Literature of al-Andalus
From Wikipedia, the free encyclopedia
The literature of al-Andalus, also known as Andalusi literature (Arabic: الأدب الأندلسي, al-adab al-andalusī),[1][2] was produced in al-Andalus, or Islamic Iberia, from the Muslim conquest in 711 to either the Catholic conquest of Granada in 1492 or the expulsion of the Moors ending in 1614. Andalusi literature was written primarily in Arabic, but also in Hebrew, Latin, and Romance.
The Andalusi intellectual output influenced the Western Christian world and the Islamic East.[3] Among the Andalusi scholars most influential in the West are Ibn Rushd, Ibn Ḥazm and Ibn Arabī, while some of the Andalusi scholars most recognizable in the Muslim world are Abū ʽUmar b. ʽAbd al-Barr, Abū l-Walīd al-Bājī, Ibn ʽAṭiyya al-Andalusi [ar], Ibn al-ʽArīf, and Abu al-Qasim ash-Shāṭibī.[3] 11,831 scholars have been identified as having been active in al-Andalus, of whom it seems 5,007 wrote books or transmitted works of others, contributing to the 13,730 works identified as having been written or transmitted in al-Andalus.[3]
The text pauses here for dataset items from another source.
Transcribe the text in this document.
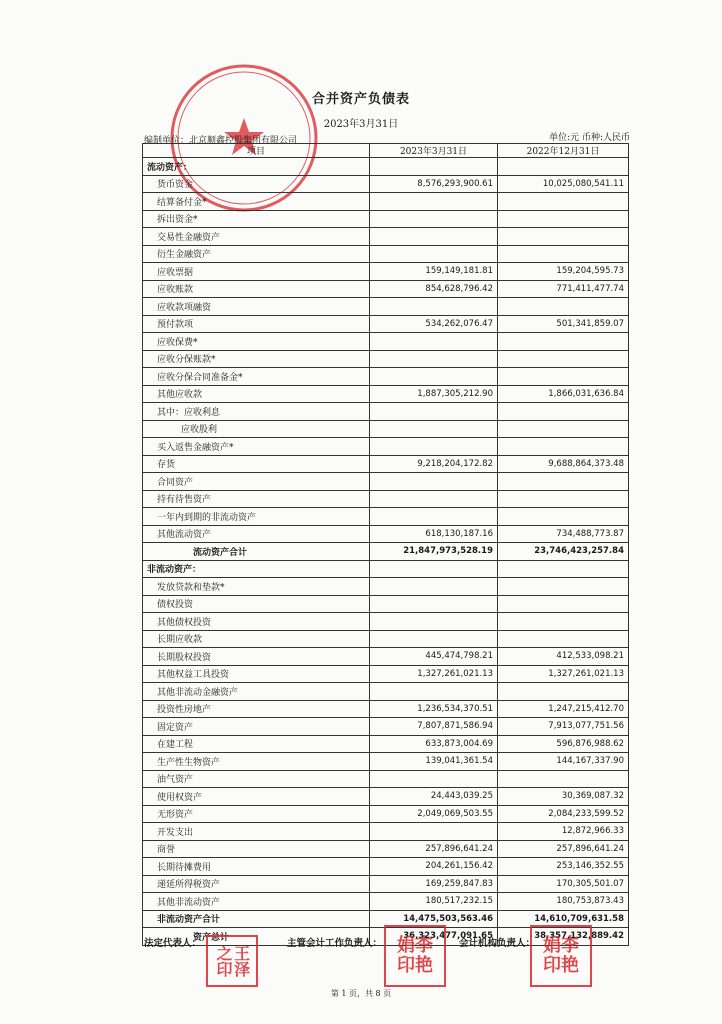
合并资产负债表
2023年3月31日
编制单位：北京顺鑫控股集团有限公司	单位:元 币种:人民币
项目	2023年3月31日	2022年12月31日
流动资产：		
货币资金	8,576,293,900.61	10,025,080,541.11
结算备付金*		
拆出资金*		
交易性金融资产		
衍生金融资产		
应收票据	159,149,181.81	159,204,595.73
应收账款	854,628,796.42	771,411,477.74
应收款项融资		
预付款项	534,262,076.47	501,341,859.07
应收保费*		
应收分保账款*		
应收分保合同准备金*		
其他应收款	1,887,305,212.90	1,866,031,636.84
其中：应收利息		
应收股利		
买入返售金融资产*		
存货	9,218,204,172.82	9,688,864,373.48
合同资产		
持有待售资产		
一年内到期的非流动资产		
其他流动资产	618,130,187.16	734,488,773.87
流动资产合计	21,847,973,528.19	23,746,423,257.84
非流动资产：		
发放贷款和垫款*		
债权投资		
其他债权投资		
长期应收款		
长期股权投资	445,474,798.21	412,533,098.21
其他权益工具投资	1,327,261,021.13	1,327,261,021.13
其他非流动金融资产		
投资性房地产	1,236,534,370.51	1,247,215,412.70
固定资产	7,807,871,586.94	7,913,077,751.56
在建工程	633,873,004.69	596,876,988.62
生产性生物资产	139,041,361.54	144,167,337.90
油气资产		
使用权资产	24,443,039.25	30,369,087.32
无形资产	2,049,069,503.55	2,084,233,599.52
开发支出		12,872,966.33
商誉	257,896,641.24	257,896,641.24
长期待摊费用	204,261,156.42	253,146,352.55
递延所得税资产	169,259,847.83	170,305,501.07
其他非流动资产	180,517,232.15	180,753,873.43
非流动资产合计	14,475,503,563.46	14,610,709,631.58
资产总计	36,323,477,091.65	38,357,132,889.42
法定代表人：	主管会计工作负责人：	会计机构负责人：
王泽
之印	娟李
印艳
娟李
印艳
第 1 页，共 8 页
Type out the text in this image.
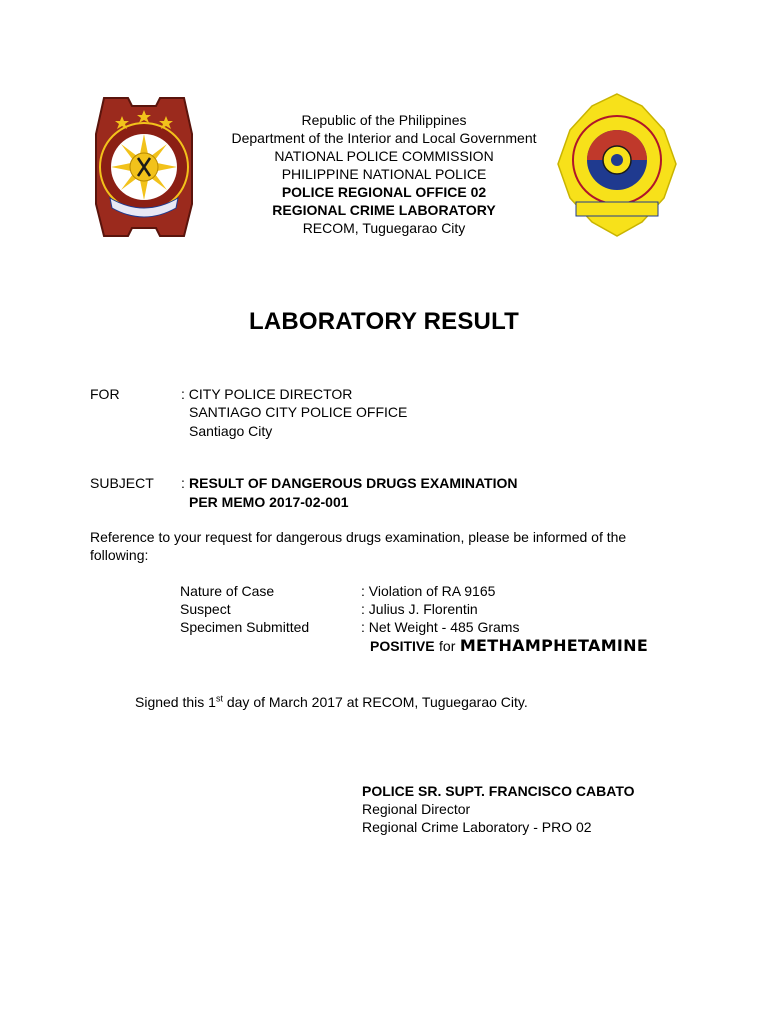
Republic of the Philippines
Department of the Interior and Local Government
NATIONAL POLICE COMMISSION
PHILIPPINE NATIONAL POLICE
POLICE REGIONAL OFFICE 02
REGIONAL CRIME LABORATORY
RECOM, Tuguegarao City
LABORATORY RESULT
FOR	: CITY POLICE DIRECTOR
SANTIAGO CITY POLICE OFFICE
Santiago City
SUBJECT : RESULT OF DANGEROUS DRUGS EXAMINATION
PER MEMO 2017-02-001
Reference to your request for dangerous drugs examination, please be informed of the
following:
Nature of Case	: Violation of RA 9165
Suspect	: Julius J. Florentin
Specimen Submitted	: Net Weight - 485 Grams
POSITIVE for METHAMPHETAMINE
Signed this 1st day of March 2017 at RECOM, Tuguegarao City.
POLICE SR. SUPT. FRANCISCO CABATO
Regional Director
Regional Crime Laboratory - PRO 02
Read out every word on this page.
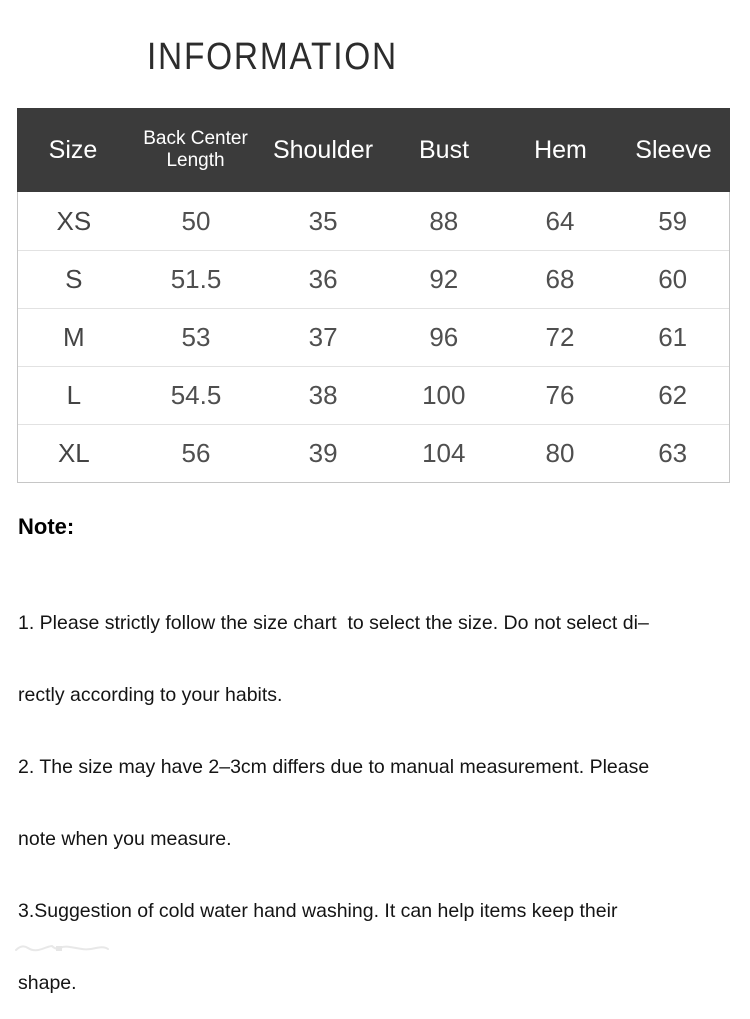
INFORMATION
Size	Back Center Length	Shoulder	Bust	Hem	Sleeve
XS	50	35	88	64	59
S	51.5	36	92	68	60
M	53	37	96	72	61
L	54.5	38	100	76	62
XL	56	39	104	80	63
Note:

1. Please strictly follow the size chart  to select the size. Do not select di–

rectly according to your habits.

2. The size may have 2–3cm differs due to manual measurement. Please

note when you measure.

3.Suggestion of cold water hand washing. It can help items keep their

shape.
Poetry was considered the prime literary genre in Arabic.[4] Poetic forms such as the qaṣīda and maqāma were adopted from the Mashriq or Muslim East, while forms of strophic poetry such as the muwaššaḥ and its kharja as well as the popular zajal in Andalusi vernacular Arabic were developed in al-Andalus.[4] Andalusi strophic poetry had an impact on poetic expression in Western Europe and the wider Muslim world.[5]
Abdellah Hilaat's World Literature Encyclopedia divides the history of al-Andalus into two periods: the period of expansion, starting with the conquest of Hispania up to the first Taifa period, and the period of recession in which al-Andalus was ruled by two major African empires: the Almoravid and the Almohad.[6]